Hundreds apply for hangman’s job in Zimbabwe, but ‘there’s no vacancy’

Photo/FILE

Zimbabwe’s President Robert Mugabe (centre) at a past food summit of Latin American and African heads of state in Rome in 2009.

Harare, Wednesday

Zimbabwe’s Justice and Legal Affairs ministry has dismissed reports that the country has failed to recruit a hangman since 2005, after several people rushed to hand in their applications for the supposedly vacant post.

The ministry has said there is no opening for the job and instead blamed the cabinet for “sitting” on requests to carry out executions since last year.

“I was shocked to receive applications by several nationals who wanted to be employed as hangmen,” the acting permanent secretary in the ministry, Mr Maxwell Ranga, said.

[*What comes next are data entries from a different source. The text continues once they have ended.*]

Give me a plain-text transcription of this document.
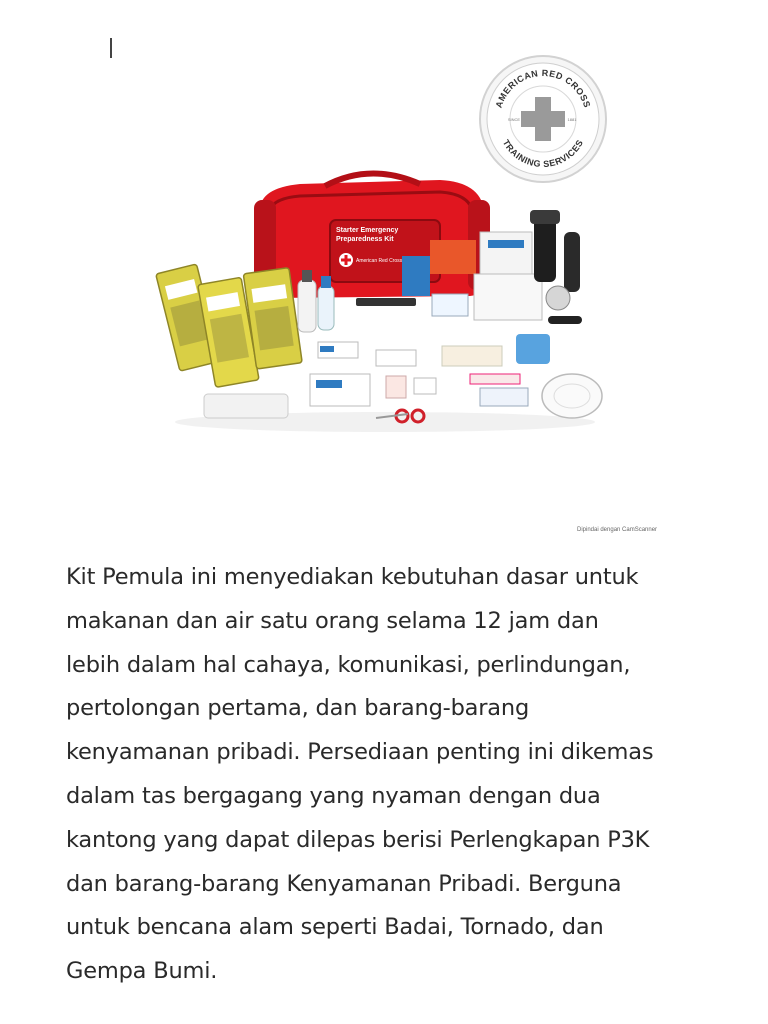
AMERICAN RED CROSS
TRAINING SERVICES
SINCE	1881
Starter Emergency
Preparedness Kit
American Red Cross
Dipindai dengan CamScanner
Kit Pemula ini menyediakan kebutuhan dasar untuk
makanan dan air satu orang selama 12 jam dan
lebih dalam hal cahaya, komunikasi, perlindungan,
pertolongan pertama, dan barang-barang
kenyamanan pribadi. Persediaan penting ini dikemas
dalam tas bergagang yang nyaman dengan dua
kantong yang dapat dilepas berisi Perlengkapan P3K
dan barang-barang Kenyamanan Pribadi. Berguna
untuk bencana alam seperti Badai, Tornado, dan
Gempa Bumi.
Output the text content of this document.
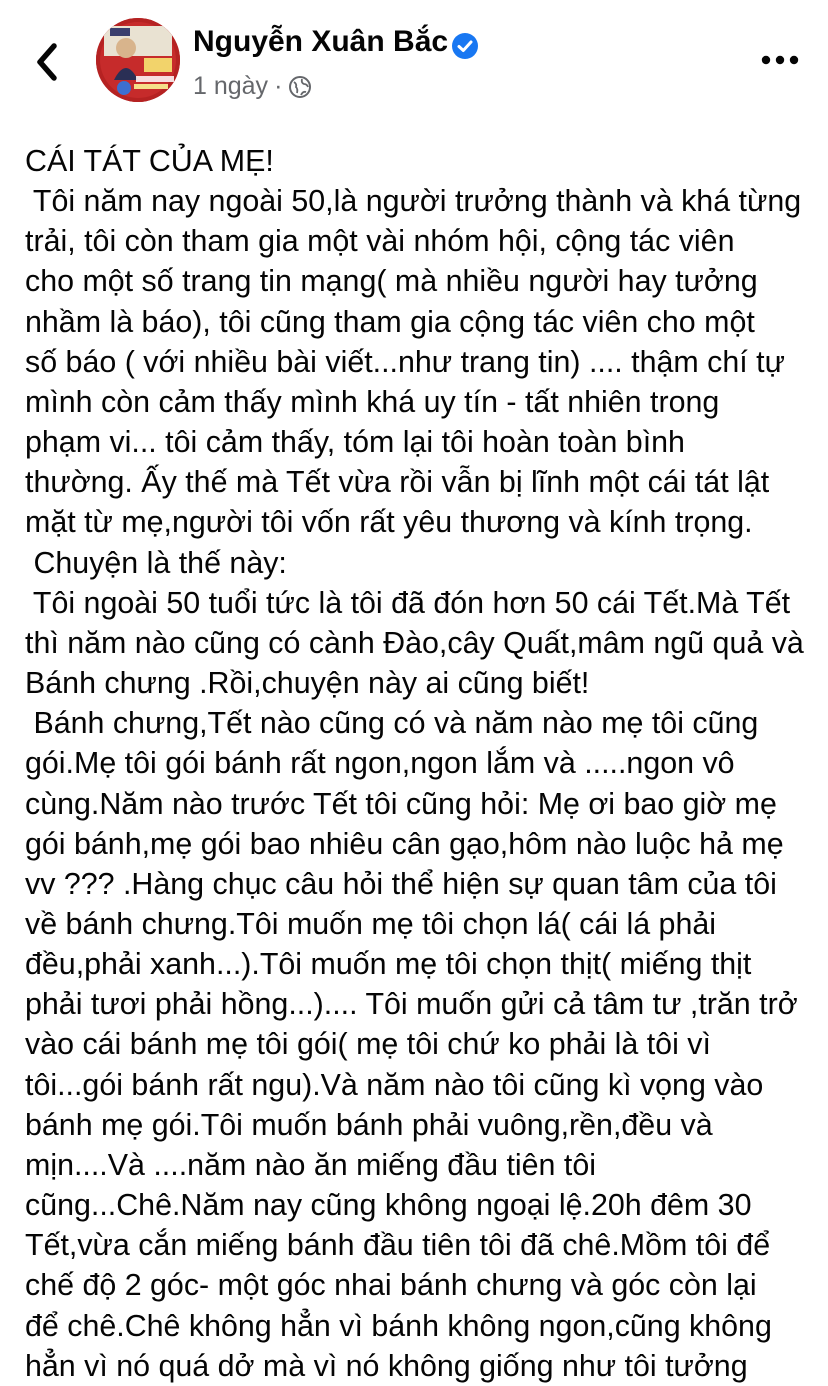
Nguyễn Xuân Bắc
1 ngày ·

CÁI TÁT CỦA MẸ!

Tôi năm nay ngoài 50,là người trưởng thành và khá từng

trải, tôi còn tham gia một vài nhóm hội, cộng tác viên

cho một số trang tin mạng( mà nhiều người hay tưởng

nhầm là báo), tôi cũng tham gia cộng tác viên cho một

số báo ( với nhiều bài viết...như trang tin) .... thậm chí tự

mình còn cảm thấy mình khá uy tín - tất nhiên trong

phạm vi... tôi cảm thấy, tóm lại tôi hoàn toàn bình

thường. Ấy thế mà Tết vừa rồi vẫn bị lĩnh một cái tát lật

mặt từ mẹ,người tôi vốn rất yêu thương và kính trọng.

Chuyện là thế này:

Tôi ngoài 50 tuổi tức là tôi đã đón hơn 50 cái Tết.Mà Tết

thì năm nào cũng có cành Đào,cây Quất,mâm ngũ quả và

Bánh chưng .Rồi,chuyện này ai cũng biết!

Bánh chưng,Tết nào cũng có và năm nào mẹ tôi cũng

gói.Mẹ tôi gói bánh rất ngon,ngon lắm và .....ngon vô

cùng.Năm nào trước Tết tôi cũng hỏi: Mẹ ơi bao giờ mẹ

gói bánh,mẹ gói bao nhiêu cân gạo,hôm nào luộc hả mẹ

vv ??? .Hàng chục câu hỏi thể hiện sự quan tâm của tôi

về bánh chưng.Tôi muốn mẹ tôi chọn lá( cái lá phải

đều,phải xanh...).Tôi muốn mẹ tôi chọn thịt( miếng thịt

phải tươi phải hồng...).... Tôi muốn gửi cả tâm tư ,trăn trở

vào cái bánh mẹ tôi gói( mẹ tôi chứ ko phải là tôi vì

tôi...gói bánh rất ngu).Và năm nào tôi cũng kì vọng vào

bánh mẹ gói.Tôi muốn bánh phải vuông,rền,đều và

mịn....Và ....năm nào ăn miếng đầu tiên tôi

cũng...Chê.Năm nay cũng không ngoại lệ.20h đêm 30

Tết,vừa cắn miếng bánh đầu tiên tôi đã chê.Mồm tôi để

chế độ 2 góc- một góc nhai bánh chưng và góc còn lại

để chê.Chê không hẳn vì bánh không ngon,cũng không

hẳn vì nó quá dở mà vì nó không giống như tôi tưởng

“Some applications were frightening as others plainly admitted they were killers.

Good at killing

“Some indicated they were good at killing and that they should be considered for the post, which we have not advertised.”

Reports had last week indicated that senators had reached their tether’s end following the failure by the government to recruit a new hangman, a situation that has left 55 convicts on death row, some for up to 13 years.

The senators went on to accuse the government of not being keen enough in searching for a candidate to fill the vacancy.

But Mr Ranga said President Robert Mugabe’s cabinet was responsible for delaying executions.

“The issues are not about a hangman,” he told the state-owned Herald newspaper. “Cabinet is holding on to the papers we sent in respect of the execution of the 55 convicts.

“There is a thinking that the new constitution might abolish the death penalty and I think that can be the reason why they have decided to defer execution.”

The ministry sends the execution papers to the cabinet after the high court and supreme court have recommended capital punishment.

Zimbabwe is currently re-writing its supreme law and during public hearings to elicit for people’s views, there have been strong calls to scrap capital punishment.

Mr Ranga said they had never advertised for a hangman as they currently had one who was ready for duty whenever the paper work was in order.

Paid for every execution

“Although we cannot disclose his identity, he is paid for every execution and actually works as a permanent employee elsewhere.

“He cannot be permanent with us because people are not executed daily,” he said.

One of the convicts had told senators he felt as if he was being killed every day since he did not know the day he would be executed.

Mr Ranga said that should the new constitution abolish capital punishment, the prisoners’ death sentences could be commuted to life imprisonment.

The senators had also expressed concern at the state of Zimbabwe’s prisons, which they said were overcrowded.